15 May 2019
A group of disgruntled small business owners protested on Monday outside Wavelengths Construction in Port Elizabeth’s Perseverance Industrial area on Monday, accusing the company of abandoning them.
The five small business owners accuse Wavelengths Construction of holding up their work.
Wavelengths last year won the R8.2 million contract to contain water in the Chatty River. Local small, medium and micro enterprises (SMMEs) were allocated 30% of the amount to assist in the project.
The small contractors say they have each appointed and trained six workers at a cost of R1,850 a worker. They also say the Nelson Mandela Bay Municipality (NMBM) is being soft on the company.

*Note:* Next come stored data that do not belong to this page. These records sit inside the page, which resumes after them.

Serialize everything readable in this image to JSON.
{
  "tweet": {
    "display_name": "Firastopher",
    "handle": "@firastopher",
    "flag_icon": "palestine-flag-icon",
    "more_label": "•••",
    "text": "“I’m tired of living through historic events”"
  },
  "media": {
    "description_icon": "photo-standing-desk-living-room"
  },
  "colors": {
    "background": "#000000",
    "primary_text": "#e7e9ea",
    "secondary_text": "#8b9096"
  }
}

Small business leader Thanduxolo Bomali said Wavelengths had left the site without notice. The company has denied this.
Bomali said work by the SMMEs was to have started on 30 April.
“We also blame the municipality for failing to reprimand Wavelengths. The municipality is not monitoring the project effectively.”
But Ravi Naidoo of Wavelengths said the company had not abandoned the project. He said Wavelengths had been paid by the municipality for work done but had only realised in April when the SMMEs were about to start work that “there was no money for them”.
“We are discussing with the NMBM and the engineers because there is no budget for the SMMEs.”
Asked why they had engaged the small business in the first place if there was no budget, Naidoo said, ”We only discovered the budget shortfall recently.”
He said as soon as the issue had been resolved “we will bring the SMMEs on site”. “We are only waiting for the budget issue to be addressed before they start working on the project.”
Bomali said he was afraid that the workers would leave the businesses if they found work elsewhere.
“Who will refund us for the money we invested in them?”
Municipality spokesperson Mthubanzi Mniki said Wavelengths had been told on 29 April to proceed with the small businesses. He denied the site had been abandoned.
Bomali said the small contractors were waiting to be called onto the site.